Hmmmm … perhaps if you’d listened and allowed me to get out the craft supplies, then that giant bag of feathers wouldn’t have exploded causing our house to resemble a chicken coop for fuchsia and turquoise poultry. Let me get out the vacuum.

I know we have the loudest vacuum on the planet and that it scares you, but using the broom will not work. So put the broom away. Put it away. No. Using the broom will only make the feathers fly around more. You just hit me on the head with the broom. I know you’re sorry and that it was an accident, but it still hurt and since I am already in a bad mood, I will stagger around as if Wile E. Coyote just dropped a grand piano on my head and I have an eight-inch lump growing out of it with stars circling. Unbelievable! You just hit me on the head again! Put that broom down!

Why is the glue out? I’m still trying to clean up the feathers. Put the glue back. Why are you pouring glue on that piece of paper? Stop. Stop! Give me the glue bottle. What am I doing? I’m trying to scrape an entire bottle of glue back into the bottle. No…put the broom down! Put the broom down!

Well. Now that we’ve all been tarred and feathered, let’s go into another room. Let’s do something quiet. And easy. Let’s look at one of our library books. Oh no! Quick! Go get a towel! Faster! I know it was an accident. And I’m sure this isn’t the first library book to be returned with coffee spilled on it. What will the library do? I’m not sure. But really, the more important question here is, What am I going to do? That was the last of the coffee!

Let’s go outside and have a snack. How about some raisins? Raisins are easy. What can possibly happen with raisins? You did NOT just shove that raisin up your nose. Blow it out. Blow hard. How far did you stick that up there? I’m not paying for another food item to be extracted from your nose by an emergency room doctor. I’ll do it myself. Where are my tweezers? You got it! Good job. You have a big booger in your nose? Well, I don’t have any Kleenex right now. Here. Use my shirt.

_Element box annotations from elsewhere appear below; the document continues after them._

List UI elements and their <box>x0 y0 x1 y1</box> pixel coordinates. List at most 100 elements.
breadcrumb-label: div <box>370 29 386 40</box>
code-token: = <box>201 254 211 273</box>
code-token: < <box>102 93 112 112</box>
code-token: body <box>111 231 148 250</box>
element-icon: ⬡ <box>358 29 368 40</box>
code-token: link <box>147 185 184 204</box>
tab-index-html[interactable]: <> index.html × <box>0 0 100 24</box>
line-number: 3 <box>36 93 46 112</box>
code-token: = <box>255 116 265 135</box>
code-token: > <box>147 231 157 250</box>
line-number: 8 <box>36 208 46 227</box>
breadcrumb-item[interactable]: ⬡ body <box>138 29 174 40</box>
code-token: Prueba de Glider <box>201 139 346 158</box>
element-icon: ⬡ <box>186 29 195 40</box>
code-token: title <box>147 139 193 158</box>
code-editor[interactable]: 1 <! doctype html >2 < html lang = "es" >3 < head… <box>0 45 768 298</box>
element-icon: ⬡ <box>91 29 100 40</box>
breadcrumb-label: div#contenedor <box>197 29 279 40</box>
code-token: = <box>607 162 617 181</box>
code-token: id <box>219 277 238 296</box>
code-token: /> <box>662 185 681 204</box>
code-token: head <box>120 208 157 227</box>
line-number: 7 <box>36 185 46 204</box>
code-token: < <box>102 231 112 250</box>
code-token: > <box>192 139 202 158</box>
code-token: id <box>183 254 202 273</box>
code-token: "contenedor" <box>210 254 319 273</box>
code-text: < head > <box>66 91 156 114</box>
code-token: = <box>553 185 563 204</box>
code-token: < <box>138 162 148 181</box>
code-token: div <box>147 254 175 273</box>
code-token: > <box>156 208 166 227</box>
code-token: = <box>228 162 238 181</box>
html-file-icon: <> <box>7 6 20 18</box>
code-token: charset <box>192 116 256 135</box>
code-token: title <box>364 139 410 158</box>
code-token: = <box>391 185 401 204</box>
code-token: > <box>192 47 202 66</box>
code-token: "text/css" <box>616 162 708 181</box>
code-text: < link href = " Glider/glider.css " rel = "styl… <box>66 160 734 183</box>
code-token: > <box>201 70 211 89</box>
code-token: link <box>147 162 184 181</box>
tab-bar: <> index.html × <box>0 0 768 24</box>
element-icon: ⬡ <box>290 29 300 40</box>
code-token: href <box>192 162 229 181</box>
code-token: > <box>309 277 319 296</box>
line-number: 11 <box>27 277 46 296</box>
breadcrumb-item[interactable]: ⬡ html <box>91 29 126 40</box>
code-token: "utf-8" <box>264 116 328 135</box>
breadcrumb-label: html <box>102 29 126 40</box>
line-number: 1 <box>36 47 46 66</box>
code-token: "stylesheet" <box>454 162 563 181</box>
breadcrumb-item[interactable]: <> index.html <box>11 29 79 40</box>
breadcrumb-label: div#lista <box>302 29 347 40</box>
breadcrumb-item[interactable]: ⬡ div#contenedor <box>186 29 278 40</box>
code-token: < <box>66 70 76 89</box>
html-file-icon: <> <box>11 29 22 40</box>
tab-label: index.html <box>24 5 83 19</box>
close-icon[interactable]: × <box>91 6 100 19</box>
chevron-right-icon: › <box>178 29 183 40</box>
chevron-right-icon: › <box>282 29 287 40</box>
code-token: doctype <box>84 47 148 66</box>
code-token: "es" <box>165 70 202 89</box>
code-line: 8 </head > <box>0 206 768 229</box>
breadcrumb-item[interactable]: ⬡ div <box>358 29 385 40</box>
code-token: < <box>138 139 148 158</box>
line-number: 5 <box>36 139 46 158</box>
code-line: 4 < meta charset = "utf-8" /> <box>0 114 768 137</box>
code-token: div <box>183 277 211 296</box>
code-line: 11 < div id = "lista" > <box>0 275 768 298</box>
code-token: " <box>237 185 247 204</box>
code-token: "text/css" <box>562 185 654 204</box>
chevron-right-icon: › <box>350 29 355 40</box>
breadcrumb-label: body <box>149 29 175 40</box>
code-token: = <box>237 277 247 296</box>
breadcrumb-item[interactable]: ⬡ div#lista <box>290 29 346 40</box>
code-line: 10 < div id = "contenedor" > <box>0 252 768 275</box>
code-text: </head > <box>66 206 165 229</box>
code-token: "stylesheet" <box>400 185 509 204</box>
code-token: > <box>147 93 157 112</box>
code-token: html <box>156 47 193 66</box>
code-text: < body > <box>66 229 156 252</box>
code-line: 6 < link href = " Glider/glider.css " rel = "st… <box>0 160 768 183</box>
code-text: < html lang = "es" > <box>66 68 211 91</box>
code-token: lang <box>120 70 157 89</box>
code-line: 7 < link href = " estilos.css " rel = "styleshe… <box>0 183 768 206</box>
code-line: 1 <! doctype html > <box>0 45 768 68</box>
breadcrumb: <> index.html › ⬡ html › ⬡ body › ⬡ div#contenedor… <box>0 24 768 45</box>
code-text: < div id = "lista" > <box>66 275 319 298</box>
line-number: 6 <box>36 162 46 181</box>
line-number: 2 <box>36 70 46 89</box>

What’s next? You want to have a squirt gun fight? All right. But don’t squirt me. Hey! I said not to squirt me! Ha! I’ve got the extra squirt gun! You’re in trouble now! I got you! All right - laughing is allowed during squirt gun fights. I will also allow gleeful shrieking. No, you don’t have to act like old people anymore. I guess it’s OK for you both to act like little kids.